What could be more exciting than inheriting a collection of valuable letters from famous Victorian authors? Well, for Larry Dickerson, the protagonist of N. John Hall’s new epistolary novel,
Correspondence: An Adventure in Letters, the thrill of unraveling the history in these letters quickly proves to be just that, and we, as readers, join him through his adventure. I discovered that I was just as eager as Stephen Nicholls, Larry’s correspondent, to see the next illustration from Thackeray or comment from Dickens.
The back-and-forth format keeps things moving at a brisk pace and there is a lot of information about Victorian literature, but the narrative is light and humorous. Interspersed with discussions of Darwin and George Eliot are Larry’s frank (and often amusing) observations like the following:
I still don’t see why we don’t have a good English phrase for everything . . . I was once going into a deli in the Bronx, and the guy I was with held the door for an attractive young woman and said, “Apres vous,” and she shot him a dirty look as if to say, “Don’t go using any filthy language on me, fella.” Better to keep to English.
I came away from
Correspondence entertained by the characters, educated by the content, and intrigued to find out more. In the effort to do just that, I interviewed the author himself.
Q: I am curious, how did your own journey into the world of Victorian literature begin?
A: In graduate school, at NYU. A course in the Victorian novel by the late Gordon Ray (about whom I’m contemplating a book) got me started.
Q: As an expert in Trollope, did you try to avoid partiality towards him in the novel?
A: I tried to be impartial, but of course no one can be impartial, really. My passion for Thackeray’s
Vanity Fair, for example, finds expression in Larry Dickerson, the book’s unlettered main character. Larry also likes Trollope and belittles Wilkie Collins—prejudices of my own.
Q: You must have a great deal of experience with original manuscripts: do you identify, therefore, with Larry’s fervor in transcribing his stash of letters?
A: Yes indeed. Transcribing can be exciting. But I myself would be more willing than Larry to ask help. Sometimes a word you are trying to decipher just leaps out at another pair of eyes.
Q: Your career has been spent writing scholarly books. What was it like to try your hand at fiction, and did you prefer one style to the other?

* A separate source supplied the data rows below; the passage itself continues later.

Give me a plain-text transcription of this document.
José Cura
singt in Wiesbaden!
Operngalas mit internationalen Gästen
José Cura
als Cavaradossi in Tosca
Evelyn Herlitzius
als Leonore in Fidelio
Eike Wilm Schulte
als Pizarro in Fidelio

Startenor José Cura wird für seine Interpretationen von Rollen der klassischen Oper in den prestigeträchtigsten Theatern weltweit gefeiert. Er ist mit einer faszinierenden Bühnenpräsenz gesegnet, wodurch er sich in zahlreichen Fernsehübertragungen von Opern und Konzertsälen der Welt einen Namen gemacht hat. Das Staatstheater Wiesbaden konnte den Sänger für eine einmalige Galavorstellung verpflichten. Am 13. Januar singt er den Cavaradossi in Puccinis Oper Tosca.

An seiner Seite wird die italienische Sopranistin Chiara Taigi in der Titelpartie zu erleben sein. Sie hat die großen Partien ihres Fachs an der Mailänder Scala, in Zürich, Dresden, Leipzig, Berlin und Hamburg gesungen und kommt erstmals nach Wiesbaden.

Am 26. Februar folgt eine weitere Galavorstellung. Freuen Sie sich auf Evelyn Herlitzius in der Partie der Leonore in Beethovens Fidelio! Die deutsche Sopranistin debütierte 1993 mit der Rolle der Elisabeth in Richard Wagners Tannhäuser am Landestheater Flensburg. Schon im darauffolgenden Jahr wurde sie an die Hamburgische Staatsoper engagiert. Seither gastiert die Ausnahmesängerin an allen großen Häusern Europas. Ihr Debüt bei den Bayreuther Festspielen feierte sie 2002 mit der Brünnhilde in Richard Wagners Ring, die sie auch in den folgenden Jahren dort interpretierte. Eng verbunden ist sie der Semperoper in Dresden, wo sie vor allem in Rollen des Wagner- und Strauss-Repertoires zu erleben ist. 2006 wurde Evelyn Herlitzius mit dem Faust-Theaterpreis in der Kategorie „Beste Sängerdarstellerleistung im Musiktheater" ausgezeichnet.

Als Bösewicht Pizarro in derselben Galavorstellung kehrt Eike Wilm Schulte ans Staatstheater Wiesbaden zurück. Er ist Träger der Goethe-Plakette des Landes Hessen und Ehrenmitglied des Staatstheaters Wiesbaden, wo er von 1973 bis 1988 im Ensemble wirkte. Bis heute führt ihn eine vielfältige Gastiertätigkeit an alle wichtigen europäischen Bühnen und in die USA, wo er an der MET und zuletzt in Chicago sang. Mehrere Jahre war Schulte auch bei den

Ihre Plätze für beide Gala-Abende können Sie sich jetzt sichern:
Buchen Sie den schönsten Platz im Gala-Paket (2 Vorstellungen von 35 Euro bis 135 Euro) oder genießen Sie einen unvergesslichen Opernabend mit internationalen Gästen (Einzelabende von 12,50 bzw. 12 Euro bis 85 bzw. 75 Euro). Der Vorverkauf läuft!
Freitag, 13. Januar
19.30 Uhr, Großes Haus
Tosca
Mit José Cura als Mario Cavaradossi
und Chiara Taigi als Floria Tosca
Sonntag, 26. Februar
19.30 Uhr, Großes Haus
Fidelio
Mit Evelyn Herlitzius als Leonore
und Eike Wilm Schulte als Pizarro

A: I don’t prefer one to the other. However, there are critics who claim that biographies, for example, are really “novels”—not a view I subscribe to, although I can understand it.
Q: What about the sample Victorian letters that the protagonist, Larry Dickerson, forwards to Stephen Nicholls at Christie’s London? How real are those letters?
A: They are pretty “real”—except that they don’t exist. That is, much in them is “borrowed” or based on actual letters and other writings of the authors involved.
Q: In my own correspondence with people from the UK, I often struggle to communicate clearly through the “language barrier.” Was the amusing banter of Larry and Stephen concerning the cultural differences between England and America drawn from personal experience?
A: Yes. I’ve spent a lot of time in the UK and have corresponded with English people for decades. Still, I had to be on my guard about having Stephen Nicholls sound American, or having Larry sound British. For example, early on I had Larry keeping some biographies “to hand,” whereas he would have said he wanted to “keep them handy.” In some cases I had help from English friends—“MacDowell,” for example, to be Scottish must have the capital “D”.
Q: Where did your inspiration for this novel come from?
A: The kernel of the story was suggested to me by Bob Call—to whom the book is dedicated.
Q: What sort of response would you like this book to inspire in your readers?
A: “Inspiration” is a pretty high sounding—but I would like some few people to take up reading the Victorians, the “golden age of the English novel.” It’s never too late.